There, we met fellow cruise ship passengers who were on an excursion that allowed them to become marine biologists for the day. There were no live whales here, but there were exhibits and guided exploration with museum educators.
Saint John also has a rich city life. No, you won’t mistake the city for New York. Saint John is a quaint and charming Canadian maritime city.
Founded in 1604 and established in 1785, Saint John is Canada’s oldest incorporated city. Its long legacy imbues it with a rich historical heritage, dating from pre-Revolutionary War times, when French explorers sailed into the region, to post-Revolutionary War times, when more than 14,000 British Loyalists fled the American Colonies and settled in Saint John. As you might expect in such an old city, Saint John boasts an architectural heritage that ranges from Gothic-style churches to Victorian-era homes.
Many of the excursions take cruisers into the heart of the city, and we were happy to have time after kayaking to browse Canada’s oldest City Market. The market was colorful and convivial, and we enjoyed not only browsing the eclectic stalls but also talking with the local vendors. We listened to story-tellers and musicians, browsed the lobsters and fish, and even sampled the local dried “dulse,” the nutrient-rich seaweed found in Bay of Fundy. I also got to sample Moosehead beer, a local favorite produced in Saint John at Canada’s oldest independent brewery. The Moose was loose, as the locals say.

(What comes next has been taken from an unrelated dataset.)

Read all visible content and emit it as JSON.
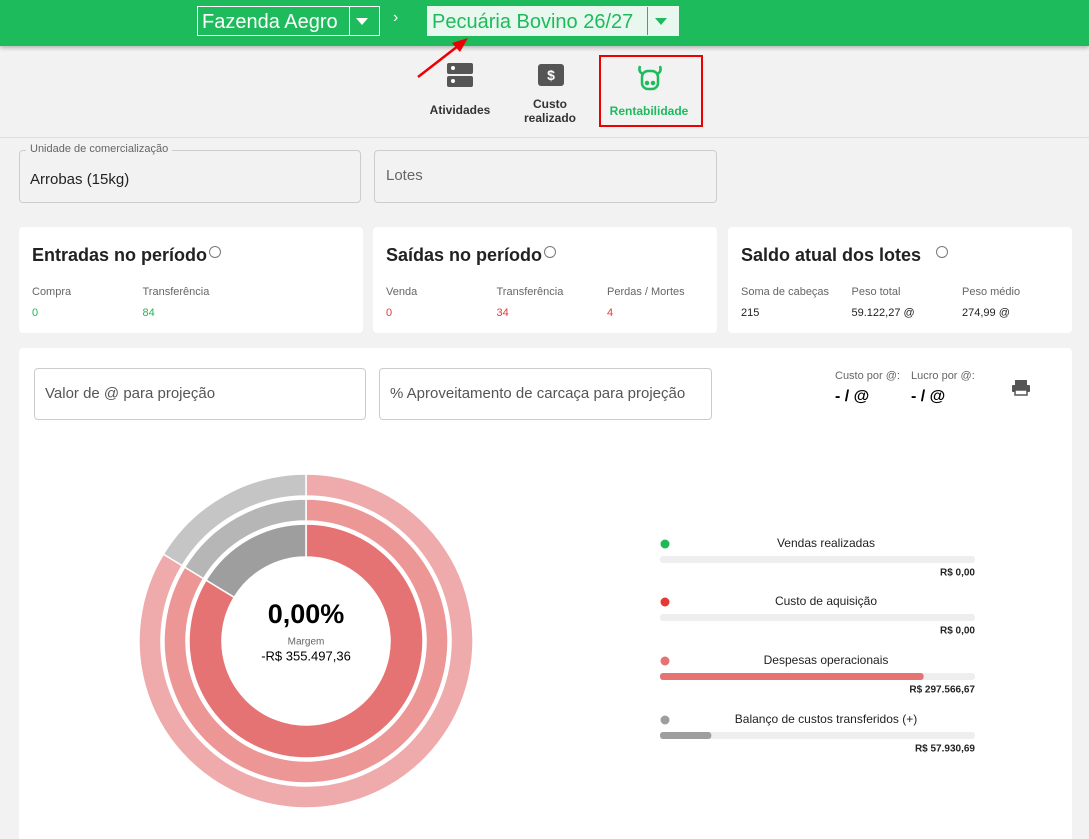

We were just three of the 140,000 cruise visitors that came to Saint John in 2007. That’s not a lot, when compared to some ports in the Caribbean, and Saint John is still a relatively undiscovered destination. Cruise lines are committing more ships to the region, and my recommendation is to get there before the crowds do. Cruising to Saint John is a perfect long weekend getaway for families and individuals alike. We had such a good time that I like to think back to it as one big “Bay of Fun Day.”